It is all a numbers game in Las Vegas. Sometimes it is not your day, but other times, you hit big and the payoff is immense. For Jay Lewis, his collegiate career with the New Mexico Highlands University football team was more of the latter during his time in Las Vegas, N.M. After helping the Cowboys to their first and only conference football championship in program history, the Corrales, N.M., native will be inducted into the Rocky Mountain Athletic Conference Hall of Fame as part of the 2022 class.
Lewis closed out a highly-decorated career with the Cowboys, which began in the 1978 season. He stepped onto the NMHU campus and immediately brought an intensity and energy to the Cowboys’ football team, which was contagious.
“He had a combination of quickness and savvy football ability and a motor that ran,” said friend and former NMHU teammate Von Evans. “He was the nicest guy in the world off the field, but on the field, there was like a change. I mean, it was all business, football, and he was much more engaged and intense when it came to football.”
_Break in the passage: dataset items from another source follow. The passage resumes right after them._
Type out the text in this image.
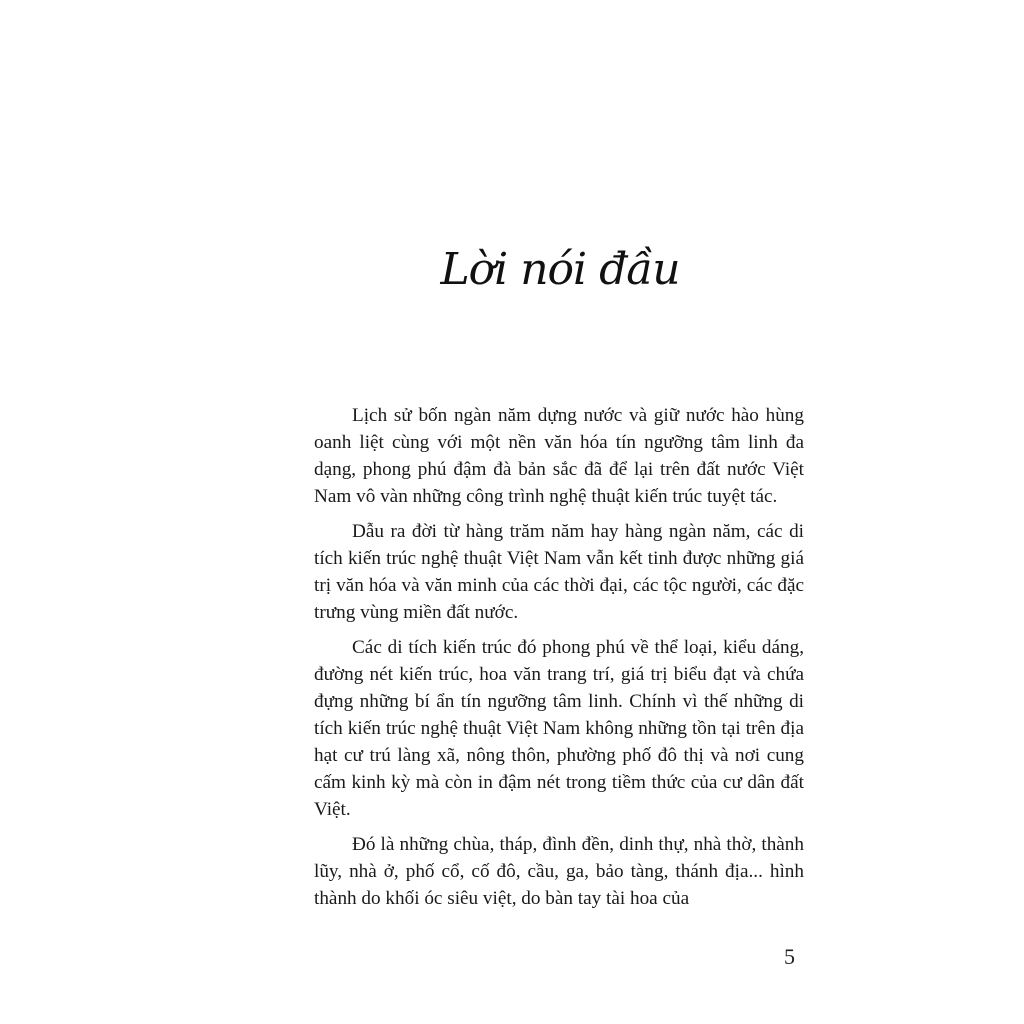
Lời nói đầu

Lịch sử bốn ngàn năm dựng nước và giữ nước hào hùng oanh liệt cùng với một nền văn hóa tín ngưỡng tâm linh đa dạng, phong phú đậm đà bản sắc đã để lại trên đất nước Việt Nam vô vàn những công trình nghệ thuật kiến trúc tuyệt tác.

Dẫu ra đời từ hàng trăm năm hay hàng ngàn năm, các di tích kiến trúc nghệ thuật Việt Nam vẫn kết tinh được những giá trị văn hóa và văn minh của các thời đại, các tộc người, các đặc trưng vùng miền đất nước.

Các di tích kiến trúc đó phong phú về thể loại, kiểu dáng, đường nét kiến trúc, hoa văn trang trí, giá trị biểu đạt và chứa đựng những bí ẩn tín ngưỡng tâm linh. Chính vì thế những di tích kiến trúc nghệ thuật Việt Nam không những tồn tại trên địa hạt cư trú làng xã, nông thôn, phường phố đô thị và nơi cung cấm kinh kỳ mà còn in đậm nét trong tiềm thức của cư dân đất Việt.

Đó là những chùa, tháp, đình đền, dinh thự, nhà thờ, thành lũy, nhà ở, phố cổ, cố đô, cầu, ga, bảo tàng, thánh địa... hình thành do khối óc siêu việt, do bàn tay tài hoa của

5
Lewis used that motor and focus throughout his collegiate career to haunt offenses and stack accolades at the conference and national levels. He was quick to put the RMAC on notice and earned an all-conference second team nod in his freshman season. That was just a start, however, as he continued to gain experience and notoriety as an AP and Kodak All-American in each of his final two seasons with the Cowboys.
During his senior season, he was paramount in helping New Mexico Highlands knock off Colorado Mesa to earn the RMAC regular-season football title with a 7-3 record. That finish had been four years in the making for Lewis and the Cowboys. During his freshman campaign, New Mexico Highlands closed the year with a 1-9 record. In his sophomore year, the squad improved to a 3-7 record and then a 4-6 record in his junior campaign.
Throughout his four-year career at New Mexico Highlands, whether he knew it or not, Lewis was the glue of a scrappy team that flourished through its team chemistry. More than 40 years after his playing career, there is still a core group of teammates from that NMHU squad that get together on an annual basis. Right in the center of the Cowboys’ camaraderie from the gridiron to today is Lewis.
“Jay was a critical part of a team that came together and meshed at the right time, and it was like a perfect storm almost, the way everything came together with everybody,” said Evans.
Lewis and a core group of the 1981 RMAC Championship New Mexico Highlands team maintain a strong friendship to this day. A native of New Mexico, Lewis currently resides in Los Lunas, N.M.